EnumerableCalc(expr#0..5=[{inputs}], proj#0..4=[{exprs}])
  EnumerableMergeJoin(condition=[=($1, $5)], joinType=[left])
    EnumerableSort(sort0=[$1], dir0=[ASC])
      EnumerableCalc(expr#0..9=[{inputs}], proj#0..3=[{exprs}])
        CalciteEnumerableIndexScan(table=[[OpenSearch, auth_logs]], PushDownContext=[[FILTER->=($2, 'failed')], OpenSearchRequestBuilder(sourceBuilder={"from":0,"timeout":"1m","query":{"term":{"status.keyword":{"value":"failed","boost":1.0}}},"sort":[{"_doc":{"order":"asc"}}]}, requestedTotalSize=10000, pageSize=null, startFrom=0)])
    EnumerableSort(sort0=[$1], dir0=[ASC])
      EnumerableCalc(expr#0..7=[{inputs}], proj#0..1=[{exprs}])
        CalciteEnumerableIndexScan(table=[[OpenSearch, user_info]])
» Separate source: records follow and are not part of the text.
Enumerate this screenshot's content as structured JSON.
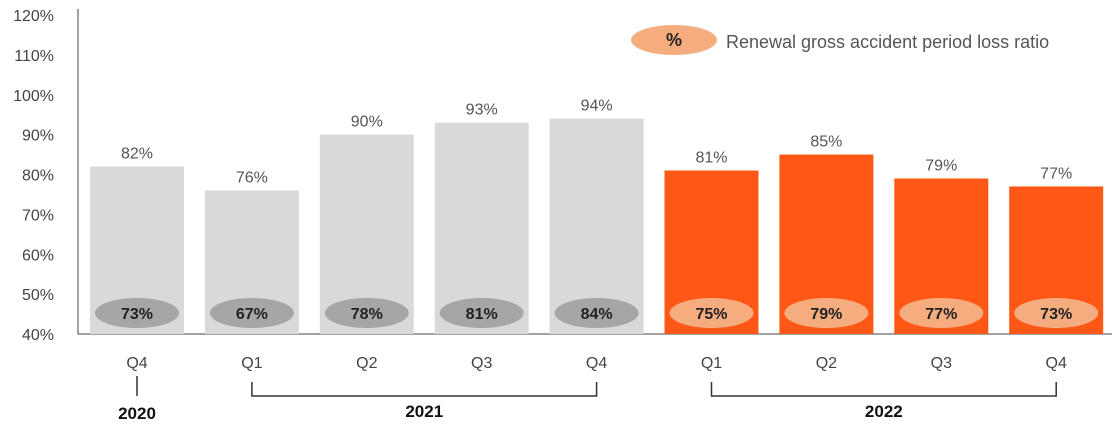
{
  "chart_data": {
    "type": "bar",
    "title": "",
    "xlabel": "",
    "ylabel": "",
    "ylim": [
      40,
      120
    ],
    "yticks": [
      40,
      50,
      60,
      70,
      80,
      90,
      100,
      110,
      120
    ],
    "ytick_labels": [
      "40%",
      "50%",
      "60%",
      "70%",
      "80%",
      "90%",
      "100%",
      "110%",
      "120%"
    ],
    "categories": [
      "Q4",
      "Q1",
      "Q2",
      "Q3",
      "Q4",
      "Q1",
      "Q2",
      "Q3",
      "Q4"
    ],
    "year_groups": [
      {
        "label": "2020",
        "start": 0,
        "end": 0
      },
      {
        "label": "2021",
        "start": 1,
        "end": 4
      },
      {
        "label": "2022",
        "start": 5,
        "end": 8
      }
    ],
    "series": [
      {
        "name": "Gross accident period loss ratio",
        "values": [
          82,
          76,
          90,
          93,
          94,
          81,
          85,
          79,
          77
        ],
        "labels": [
          "82%",
          "76%",
          "90%",
          "93%",
          "94%",
          "81%",
          "85%",
          "79%",
          "77%"
        ]
      },
      {
        "name": "Renewal gross accident period loss ratio",
        "values": [
          73,
          67,
          78,
          81,
          84,
          75,
          79,
          77,
          73
        ],
        "labels": [
          "73%",
          "67%",
          "78%",
          "81%",
          "84%",
          "75%",
          "79%",
          "77%",
          "73%"
        ]
      }
    ],
    "legend": {
      "symbol": "%",
      "label": "Renewal gross accident period loss ratio",
      "position": "top-right"
    },
    "colors": {
      "bar_past": "#d9d9d9",
      "bar_current": "#fe5716",
      "oval_past": "#a6a6a6",
      "oval_current": "#f5ad80",
      "axis": "#444444",
      "bracket": "#333333"
    },
    "grid": false
  }
}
In this plan, Calcite pushed down the filter condition status='failed' to the CalciteEnumerableIndexScan operation for the auth_logs table. The filter is then converted to OpenSearch query domain-specific language (DSL). This means that filtering occurs directly at the data retrieval stage, minimizing the amount of data loaded into memory and processed by subsequent operations.

What’s next

The OpenSearch community is continuing to build on the Calcite integration and expand PPL’s capabilities. Here’s what’s planned:

  • Migrate SQL to the Calcite framework – Unifying SQL and PPL under the Calcite optimizer will streamline query processing and enable more consistent behavior across query languages.
  • Add more PPL commands – New commands, such as eventstats and streamstats, are planned in order to support advanced analytical use cases.

We invite you to explore the new features in OpenSearch PPL 3.0, share feedback, and contribute to future improvements. Try out the new PPL 3.0 features in your OpenSearch cluster and see how they can improve your log analysis and query workflows. Your input helps shape the direction of the project and ensure that it meets the needs of the community.